Should cyber officials be required to tell victims of cyber crimes they've been hacked?
In Germany this week, the legal limbo that defines cyberspace around the world was on full display.
The country's Federal Office for IT Safety (BSI for its German initials) had been tracking a cyber attack targeting some of the country's parliamentarians since early December. It ultimately led to the public release of mobile phone numbers, credit card information and ID card details of hundreds of members of parliament, and other public figures.
Only some MPs were informed by BSI about the attacks, while others learned about them only after the details were published in the media. MPs were outraged that BSI had failed to notify them that their personal data was being targeted, despite knowing about elements of the attack for up to four weeks.
A deeper concern, raised by some MPs, was that over the same period, BSI (which is not a law enforcement agency) did not inform the German police that a political crime of this seriousness had possibly been committed. Once engaged, the police quickly found a suspect who reportedly confessed.
Hacking, whether or not data is publicly compromised, is a crime in most countries. The crime is constituted simply by the unlawful accessing of data or machines. But few countries have laws that require their cyber agencies that monitor hacking to report the criminal acts – either to third party victims or to the police.
This legal vacuum needs to be addressed urgently.
Is hacking a 'serious crime'?
The challenge for cyber agencies or private sector firms which detect a hack is that these events are very common. Millions take place every day, and complex forensic information needs to be assembled in order to judge which incidents are serious enough to require notification. This sets up a defacto, but ill-defined, distinction between "petty crime" (most hacks) and "serious crime".
What this means in reality can be illustrated by the practice in the Australian state of New South Wales. In NSW, there is an obligation under the Crimes Act to report serious crimes. These are defined as those attracting legal penalties of five years or more of imprisonment. But when it comes to cyber hacking, it's often not immediately clear whether the extent of a hack would trigger such a penalty threshold.
This uncertainty was at play in the German hack, with BSI justifying its failure to notify with the claim it was still trying to analyse it, and did not know the full scale of it.
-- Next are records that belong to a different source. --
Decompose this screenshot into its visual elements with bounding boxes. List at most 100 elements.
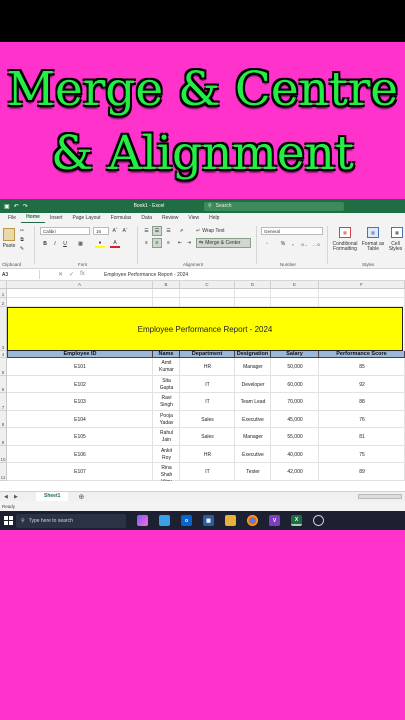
conditional-formatting-button[interactable]: Conditional Formatting bbox=[330, 240, 360, 254]
table-cell[interactable]: IT bbox=[180, 376, 235, 393]
accounting-format-icon[interactable]: ▫ bbox=[262, 240, 272, 248]
row-header[interactable]: 10 bbox=[0, 446, 7, 463]
sheet-tab-sheet1[interactable]: Sheet1 bbox=[36, 491, 69, 502]
table-cell[interactable]: Manager bbox=[235, 428, 271, 446]
row-header[interactable]: 7 bbox=[0, 393, 7, 411]
increase-indent-icon[interactable]: ⇥ bbox=[185, 239, 193, 247]
tab-formulas[interactable]: Formulas bbox=[106, 213, 137, 223]
row-header[interactable]: 9 bbox=[0, 428, 7, 446]
table-cell[interactable]: 60,000 bbox=[271, 376, 319, 393]
table-cell[interactable]: Pooja Yadav bbox=[153, 411, 180, 428]
table-cell[interactable]: Executive bbox=[235, 446, 271, 463]
table-cell[interactable]: 75 bbox=[319, 446, 405, 463]
row-header[interactable]: 1 bbox=[0, 289, 7, 298]
tab-insert[interactable]: Insert bbox=[45, 213, 68, 223]
copy-icon[interactable]: ⧉ bbox=[18, 236, 26, 243]
column-header-a[interactable]: A bbox=[7, 281, 153, 289]
spreadsheet-grid[interactable]: A B C D E F 123456789101112Employee Perf… bbox=[0, 281, 405, 481]
table-header-cell[interactable]: Employee ID bbox=[7, 351, 153, 358]
row-header[interactable]: 11 bbox=[0, 463, 7, 481]
table-cell[interactable]: IT bbox=[180, 463, 235, 481]
cancel-icon[interactable]: ✕ bbox=[58, 271, 63, 278]
row-header[interactable]: 8 bbox=[0, 411, 7, 428]
row-header[interactable]: 5 bbox=[0, 358, 7, 376]
windows-start-icon[interactable] bbox=[4, 516, 13, 525]
paste-icon[interactable] bbox=[3, 228, 15, 241]
bold-button[interactable]: B bbox=[41, 240, 49, 248]
visual-studio-icon[interactable]: V bbox=[269, 515, 280, 526]
table-cell[interactable]: Manager bbox=[235, 358, 271, 376]
tab-help[interactable]: Help bbox=[204, 213, 224, 223]
column-header-e[interactable]: E bbox=[271, 281, 319, 289]
table-cell[interactable]: 45,000 bbox=[271, 411, 319, 428]
store-icon[interactable]: ▦ bbox=[203, 515, 214, 526]
table-cell[interactable]: Sita Gupta bbox=[153, 376, 180, 393]
font-size-select[interactable]: 16 bbox=[93, 227, 109, 235]
table-cell[interactable]: Executive bbox=[235, 411, 271, 428]
number-format-select[interactable]: General bbox=[261, 227, 323, 235]
row-header[interactable]: 4 bbox=[0, 351, 7, 358]
table-header-cell[interactable]: Designation bbox=[235, 351, 271, 358]
borders-icon[interactable]: ▦ bbox=[76, 240, 85, 248]
enter-icon[interactable]: ✓ bbox=[69, 271, 74, 278]
add-sheet-icon[interactable]: ⊕ bbox=[78, 493, 84, 501]
search-box[interactable]: ⚲ Search bbox=[204, 201, 344, 211]
format-as-table-icon[interactable]: ▦ bbox=[367, 227, 379, 238]
outlook-icon[interactable]: o bbox=[181, 515, 192, 526]
table-cell[interactable]: HR bbox=[180, 358, 235, 376]
table-cell[interactable]: 92 bbox=[319, 376, 405, 393]
table-cell[interactable]: HR bbox=[180, 446, 235, 463]
table-cell[interactable]: E104 bbox=[7, 411, 153, 428]
table-cell[interactable]: Ankit Roy bbox=[153, 446, 180, 463]
prev-sheet-icon[interactable]: ◀ bbox=[4, 494, 8, 500]
table-cell[interactable]: 85 bbox=[319, 358, 405, 376]
column-header-c[interactable]: C bbox=[180, 281, 235, 289]
table-header-cell[interactable]: Department bbox=[180, 351, 235, 358]
undo-icon[interactable]: ↶ bbox=[14, 203, 19, 210]
wrap-text-button[interactable]: ↵ Wrap Text bbox=[196, 227, 236, 235]
table-cell[interactable]: 76 bbox=[319, 411, 405, 428]
table-cell[interactable]: E101 bbox=[7, 358, 153, 376]
chrome-icon[interactable] bbox=[247, 515, 258, 526]
decrease-font-icon[interactable]: Aˇ bbox=[121, 227, 129, 235]
table-cell[interactable]: E105 bbox=[7, 428, 153, 446]
table-cell[interactable]: Developer bbox=[235, 376, 271, 393]
file-explorer-icon[interactable] bbox=[225, 515, 236, 526]
table-cell[interactable]: Sales bbox=[180, 411, 235, 428]
align-top-icon[interactable]: ☰ bbox=[142, 227, 151, 235]
format-as-table-button[interactable]: Format as Table bbox=[361, 240, 385, 254]
formula-input[interactable]: Employee Performance Report - 2024 bbox=[100, 272, 188, 278]
select-all-corner[interactable] bbox=[0, 281, 7, 289]
decrease-decimal-icon[interactable]: ←.0 bbox=[311, 240, 321, 248]
row-header[interactable]: 6 bbox=[0, 376, 7, 393]
save-icon[interactable]: ▣ bbox=[4, 203, 10, 210]
table-cell[interactable]: 88 bbox=[319, 393, 405, 411]
increase-decimal-icon[interactable]: .0→ bbox=[299, 240, 309, 248]
table-cell[interactable]: E107 bbox=[7, 463, 153, 481]
table-cell[interactable]: 89 bbox=[319, 463, 405, 481]
tab-data[interactable]: Data bbox=[136, 213, 157, 223]
table-header-cell[interactable]: Performance Score bbox=[319, 351, 405, 358]
table-cell[interactable]: E103 bbox=[7, 393, 153, 411]
cut-icon[interactable]: ✂ bbox=[18, 227, 26, 234]
tab-page-layout[interactable]: Page Layout bbox=[67, 213, 105, 223]
cell-styles-icon[interactable]: ▦ bbox=[391, 227, 403, 238]
decrease-indent-icon[interactable]: ⇤ bbox=[176, 239, 184, 247]
table-cell[interactable]: Tester bbox=[235, 463, 271, 481]
table-cell[interactable]: Rahul Jain bbox=[153, 428, 180, 446]
copilot-icon[interactable] bbox=[137, 515, 148, 526]
redo-icon[interactable]: ↷ bbox=[23, 203, 28, 210]
function-icon[interactable]: fx bbox=[80, 271, 85, 278]
align-middle-icon[interactable]: ☰ bbox=[152, 226, 162, 236]
comma-button[interactable]: , bbox=[289, 240, 297, 248]
paste-button[interactable]: Paste bbox=[1, 243, 17, 249]
table-header-cell[interactable]: Salary bbox=[271, 351, 319, 358]
table-cell[interactable]: E106 bbox=[7, 446, 153, 463]
italic-button[interactable]: I bbox=[51, 240, 59, 248]
fill-color-icon[interactable]: ♦ bbox=[95, 240, 105, 248]
column-header-f[interactable]: F bbox=[319, 281, 405, 289]
row-header[interactable]: 3 bbox=[0, 307, 7, 351]
font-color-icon[interactable]: A bbox=[110, 240, 120, 248]
table-cell[interactable]: Sales bbox=[180, 428, 235, 446]
table-cell[interactable]: Ravi Singh bbox=[153, 393, 180, 411]
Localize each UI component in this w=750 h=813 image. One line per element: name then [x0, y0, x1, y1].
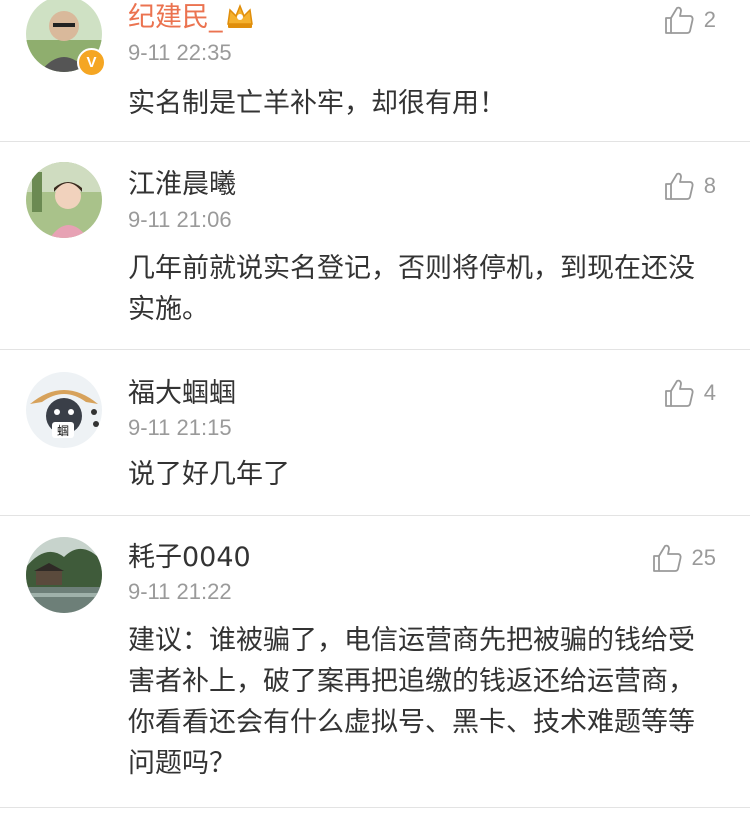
like-button[interactable]: 4 — [664, 378, 716, 408]
thumbs-up-icon — [664, 379, 694, 407]
comment-item: 江淮晨曦 9-11 21:06 几年前就说实名登记，否则将停机，到现在还没实施。… — [0, 142, 750, 350]
avatar-image: 蝈 — [26, 372, 102, 448]
comment-timestamp: 9-11 21:22 — [128, 579, 232, 604]
like-button[interactable]: 2 — [664, 5, 716, 35]
crown-icon — [226, 3, 253, 28]
comment-content: 说了好几年了 — [128, 459, 290, 490]
comment-content: 几年前就说实名登记，否则将停机，到现在还没实施。 — [128, 253, 695, 325]
avatar[interactable] — [26, 537, 102, 613]
comment-item: 蝈 福大蝈蝈 9-11 21:15 说了好几年了 4 — [0, 350, 750, 516]
thumbs-up-icon — [652, 544, 682, 572]
like-button[interactable]: 8 — [664, 171, 716, 201]
like-button[interactable]: 25 — [652, 543, 716, 573]
avatar-label: 蝈 — [57, 424, 69, 438]
username-text[interactable]: 纪建民_ — [128, 2, 223, 33]
like-count: 2 — [703, 7, 716, 32]
thumbs-up-icon — [664, 6, 694, 34]
comment-username[interactable]: 纪建民_ — [128, 2, 255, 34]
like-count: 25 — [691, 545, 716, 570]
comment-username[interactable]: 福大蝈蝈 — [128, 378, 236, 410]
comment-username[interactable]: 江淮晨曦 — [128, 169, 236, 201]
comment-item: 耗子0040 9-11 21:22 建议：谁被骗了，电信运营商先把被骗的钱给受害… — [0, 516, 750, 808]
comment-content: 实名制是亡羊补牢，却很有用！ — [128, 88, 506, 119]
verified-badge-icon: V — [77, 48, 106, 77]
comment-username[interactable]: 耗子0040 — [128, 542, 251, 574]
avatar-image — [26, 162, 102, 238]
avatar[interactable] — [26, 162, 102, 238]
comment-content: 建议：谁被骗了，电信运营商先把被骗的钱给受害者补上，破了案再把追缴的钱返还给运营… — [128, 625, 695, 779]
comment-timestamp: 9-11 22:35 — [128, 40, 232, 65]
avatar[interactable]: 蝈 — [26, 372, 102, 448]
avatar-image — [26, 537, 102, 613]
like-count: 8 — [703, 173, 716, 198]
like-count: 4 — [703, 380, 716, 405]
comment-item: V 纪建民_ 9-11 22:35 实名制是亡羊补牢，却很有用！ 2 — [0, 0, 750, 142]
comment-timestamp: 9-11 21:06 — [128, 207, 232, 232]
comment-timestamp: 9-11 21:15 — [128, 415, 232, 440]
thumbs-up-icon — [664, 172, 694, 200]
comment-list: V 纪建民_ 9-11 22:35 实名制是亡羊补牢，却很有用！ 2 江淮晨曦 … — [0, 0, 750, 808]
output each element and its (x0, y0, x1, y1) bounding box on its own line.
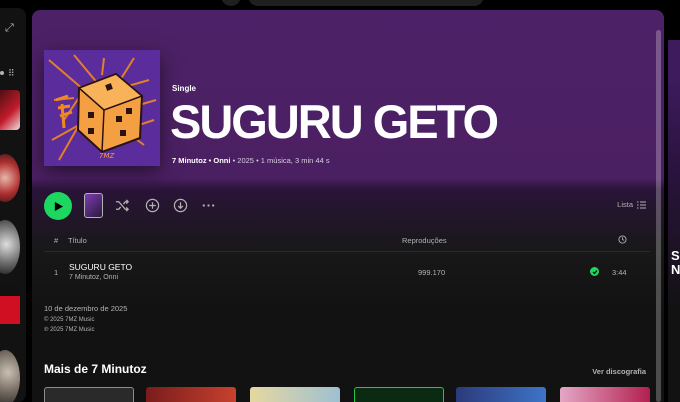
album-cover: 7MZ (44, 50, 160, 166)
download-icon (173, 198, 187, 212)
main-view: 7MZ Single SUGURU GETO 7 Minutoz • Onni … (32, 10, 664, 402)
shuffle-icon (115, 198, 129, 212)
track-plays: 999.170 (418, 268, 446, 277)
view-toggle[interactable]: Lista (617, 200, 646, 209)
release-year: 2025 (237, 156, 254, 165)
artist-link-secondary[interactable]: Onni (213, 156, 230, 165)
library-item-cover[interactable] (0, 350, 20, 402)
list-view-icon (637, 201, 646, 208)
check-circle-icon[interactable] (590, 267, 599, 276)
track-duration: 3:44 (612, 268, 627, 277)
discography-card[interactable] (146, 387, 236, 402)
top-bar (0, 0, 680, 8)
more-options-button[interactable] (200, 197, 216, 213)
track-number: 1 (54, 268, 59, 277)
page-title: SUGURU GETO (170, 95, 499, 148)
shuffle-button[interactable] (114, 197, 130, 213)
now-playing-panel: S N (668, 10, 680, 402)
track-table-header: # Título Reproduções (44, 235, 650, 252)
add-circle-icon (145, 198, 159, 212)
release-summary: 1 música, 3 min 44 s (260, 156, 330, 165)
discography-card[interactable] (456, 387, 546, 402)
artist-link-primary[interactable]: 7 Minutoz (172, 156, 207, 165)
grid-view-icon[interactable]: ⠿ (8, 68, 15, 79)
more-by-artist-title[interactable]: Mais de 7 Minutoz (44, 362, 147, 376)
home-button[interactable] (221, 0, 241, 6)
copyright-p: ℗ 2025 7MZ Music (44, 327, 95, 333)
play-button[interactable] (44, 192, 72, 220)
expand-icon[interactable]: ⤢ (5, 22, 14, 35)
track-artists[interactable]: 7 Minutoz, Onni (69, 274, 118, 281)
add-to-library-button[interactable] (144, 197, 160, 213)
library-item-cover[interactable] (0, 284, 20, 324)
track-title[interactable]: SUGURU GETO (69, 262, 132, 272)
header-plays: Reproduções (402, 236, 447, 245)
header-title: Título (68, 236, 87, 245)
discography-card[interactable] (44, 387, 134, 402)
view-toggle-label: Lista (617, 200, 633, 209)
release-date: 10 de dezembro de 2025 (44, 304, 128, 313)
main-scrollbar[interactable] (656, 30, 661, 402)
play-icon (54, 201, 63, 211)
now-playing-title-partial: S (671, 248, 680, 263)
library-item-cover[interactable] (0, 220, 20, 274)
discography-card[interactable] (250, 387, 340, 402)
more-icon (202, 203, 214, 207)
discography-card[interactable] (560, 387, 650, 402)
search-bar[interactable] (248, 0, 484, 6)
sidebar-scroll-dot (0, 71, 4, 75)
preview-cover-button[interactable] (84, 193, 103, 218)
header-number: # (54, 236, 59, 245)
copyright-c: © 2025 7MZ Music (44, 317, 95, 323)
library-item-cover[interactable] (0, 154, 20, 202)
release-meta: 7 Minutoz • Onni • 2025 • 1 música, 3 mi… (172, 156, 330, 165)
discography-card[interactable] (354, 387, 444, 402)
clock-icon (618, 235, 627, 246)
table-row[interactable]: 1 SUGURU GETO 7 Minutoz, Onni 999.170 3:… (44, 258, 650, 286)
now-playing-title-partial: N (671, 262, 680, 277)
release-type: Single (172, 84, 197, 93)
svg-text:7MZ: 7MZ (99, 152, 114, 160)
library-sidebar: ⤢ ⠿ (0, 8, 26, 402)
discography-link[interactable]: Ver discografia (592, 367, 646, 376)
album-cover-art: 7MZ (44, 50, 160, 166)
release-info: 10 de dezembro de 2025 © 2025 7MZ Music … (44, 304, 127, 335)
download-button[interactable] (172, 197, 188, 213)
library-item-cover[interactable] (0, 90, 20, 130)
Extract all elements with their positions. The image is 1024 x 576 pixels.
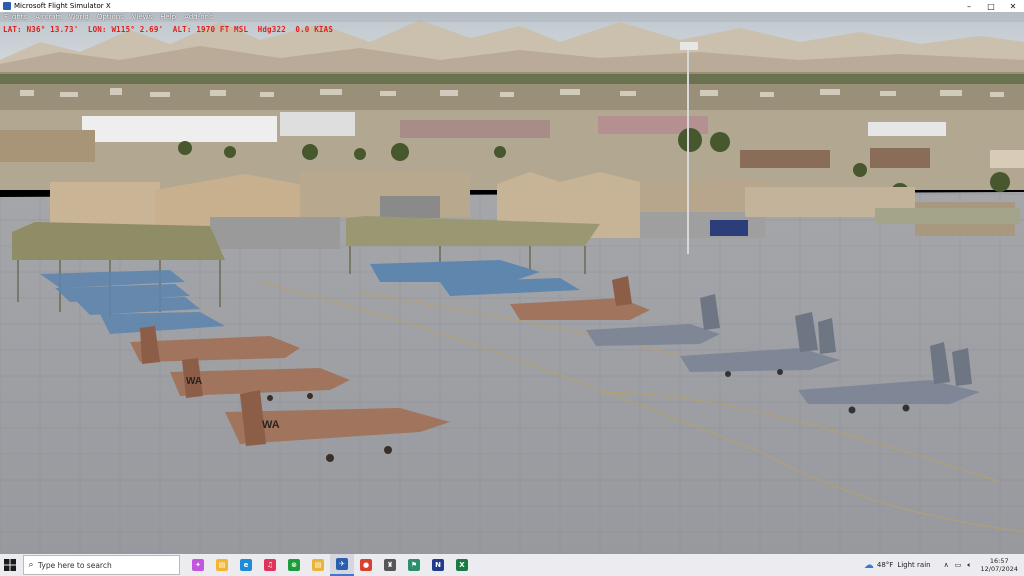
flight-sim-icon: ✈ [336, 558, 348, 570]
windows-icon [4, 559, 16, 571]
menu-aircraft[interactable]: Aircraft [31, 13, 65, 21]
taskbar-search[interactable]: ⌕ Type here to search [23, 555, 180, 575]
weather-widget[interactable]: ☁ 48°F Light rain [864, 560, 931, 571]
menu-help[interactable]: Help [156, 13, 180, 21]
simulator-viewport[interactable]: WA WA [0, 12, 1024, 554]
menu-options[interactable]: Options [93, 13, 128, 21]
position-readout: LAT: N36° 13.73' LON: W115° 2.69' ALT: 1… [3, 25, 334, 34]
chrome-icon: ● [360, 559, 372, 571]
app-icon [3, 2, 11, 10]
taskbar-app-onenote[interactable]: N [426, 554, 450, 576]
taskbar-app-xbox[interactable]: ⊗ [282, 554, 306, 576]
taskbar: ⌕ Type here to search ✦ ▤ e ♫ ⊗ ▤ ✈ ● ♜ ⚑ N X ☁ 48°… [0, 554, 1024, 576]
taskbar-app-app-castle[interactable]: ♜ [378, 554, 402, 576]
taskbar-app-app-green[interactable]: ⚑ [402, 554, 426, 576]
folder-icon: ▤ [312, 559, 324, 571]
taskbar-app-flight-sim[interactable]: ✈ [330, 554, 354, 576]
search-icon: ⌕ [28, 560, 34, 570]
clock-time: 16:57 [989, 557, 1009, 565]
start-button[interactable] [0, 554, 20, 576]
weather-temp: 48°F [876, 561, 894, 569]
menu-world[interactable]: World [65, 13, 93, 21]
cloud-rain-icon: ☁ [863, 559, 874, 571]
minimize-button[interactable]: – [958, 0, 980, 12]
system-tray: ☁ 48°F Light rain ∧ ▭ 🔈︎ 16:57 12/07/202… [864, 554, 1024, 576]
menu-views[interactable]: Views [128, 13, 156, 21]
app-green-icon: ⚑ [408, 559, 420, 571]
menu-addons[interactable]: Add-ons [180, 13, 217, 21]
copilot-icon: ✦ [192, 559, 204, 571]
taskbar-app-chrome[interactable]: ● [354, 554, 378, 576]
title-bar[interactable]: Microsoft Flight Simulator X – □ ✕ [0, 0, 1024, 12]
window-title: Microsoft Flight Simulator X [14, 2, 111, 10]
excel-icon: X [456, 559, 468, 571]
app-castle-icon: ♜ [384, 559, 396, 571]
file-explorer-icon: ▤ [216, 559, 228, 571]
edge-icon: e [240, 559, 252, 571]
network-icon[interactable]: ▭ [955, 561, 962, 569]
flight-sim-window: WA WA Microsoft Flight Simulator X – □ ✕ [0, 0, 1024, 576]
taskbar-app-edge[interactable]: e [234, 554, 258, 576]
clock-date: 12/07/2024 [980, 565, 1018, 573]
onenote-icon: N [432, 559, 444, 571]
maximize-button[interactable]: □ [980, 0, 1002, 12]
close-button[interactable]: ✕ [1002, 0, 1024, 12]
taskbar-app-file-explorer[interactable]: ▤ [210, 554, 234, 576]
taskbar-app-excel[interactable]: X [450, 554, 474, 576]
search-placeholder: Type here to search [38, 560, 112, 570]
menu-flights[interactable]: Flights [0, 13, 31, 21]
tail-code-2: WA [186, 376, 202, 387]
menu-bar: Flights Aircraft World Options Views Hel… [0, 12, 1024, 22]
taskbar-app-music[interactable]: ♫ [258, 554, 282, 576]
xbox-icon: ⊗ [288, 559, 300, 571]
taskbar-app-copilot[interactable]: ✦ [186, 554, 210, 576]
taskbar-app-folder[interactable]: ▤ [306, 554, 330, 576]
volume-icon[interactable]: 🔈︎ [967, 561, 971, 570]
music-icon: ♫ [264, 559, 276, 571]
chevron-up-icon[interactable]: ∧ [944, 561, 949, 569]
tail-code-1: WA [262, 419, 280, 431]
building-white [82, 116, 277, 142]
truck [710, 220, 748, 236]
weather-condition: Light rain [897, 561, 931, 569]
taskbar-apps: ✦ ▤ e ♫ ⊗ ▤ ✈ ● ♜ ⚑ N X [186, 554, 474, 576]
clock[interactable]: 16:57 12/07/2024 [981, 557, 1018, 573]
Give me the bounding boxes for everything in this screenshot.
Even after arresting the suspect and knowing the scale of the attack, the head of cyber security at the Federal Police Office (BKA) said it was still unclear whether the hack was a serious crime inspired by political motives. The suspicion that it may have been politically motivated arises from the fact that the only political party whose MPs were not targeted was the extreme right party, AfD.
What 'mandatory reporting' means in Australia
In 2018, after a long public debate, Australia introduced the Notifiable Data Breaches (NDB) scheme as an amendment to the Privacy Act. The NDB requires companies to notify the Office of the Information Commissioner (not the police), as well as any victims, if personal data they hold is compromised in a way that constitutes a serious breach of privacy.
This civil code provision is very weak due, in part, to the fact that it allows the firm or agency involved to self-assess the seriousness of the breach over a 30-day period before the obligation to notify kicks in.
It is also weak because there is a blanket exemption for law enforcement activities, and for the secrecy needs of the government. Australian cyber agencies, such as the Australian Signals Directorate and the Australian Centre for Cyber Security, appear to have zero obligation to tell either the police or victims that there has been been a hack or a data breach.
That means, if Australian cyber agencies learned that a foreign government had hacked an Australian citizen, the victim may never be told. Or if family photos of an unclothed child were hacked from a family computer by a paedophile, the victim's family might never know.
A right to know?
In many countries, cyber agencies do notify large corporations of certain hack attacks, regardless of the kind or scale. There are several motivations for this mostly voluntary practice. One is to help corporations realise the seriousness of state-sponsored espionage against them. Another is to help the cyber agency itself coordinate an investigation of the hack, and figure out what might have been lost.
That is not the same as the police investigating the crime.
In most countries, only police agencies are authorised to investigate crimes for the purposes of court prosecution. Few jurisdictions, if any, have formally clarified the ways in which police and courts may rely on information on cyber hacks collected by cyber agencies or security companies.
Australia is yet to have a serious debate about cyber crime reporting, and its forensic complexities: who is responsible for what, and where the priorities should lie. It's at least a decade overdue.
While recognising that some distinction will need to be made between petty and serious cyber crimes, such a debate should recognise the right of citizens to be informed by our cyber agencies when they have been assaulted in cyber space and, if possible, by whom.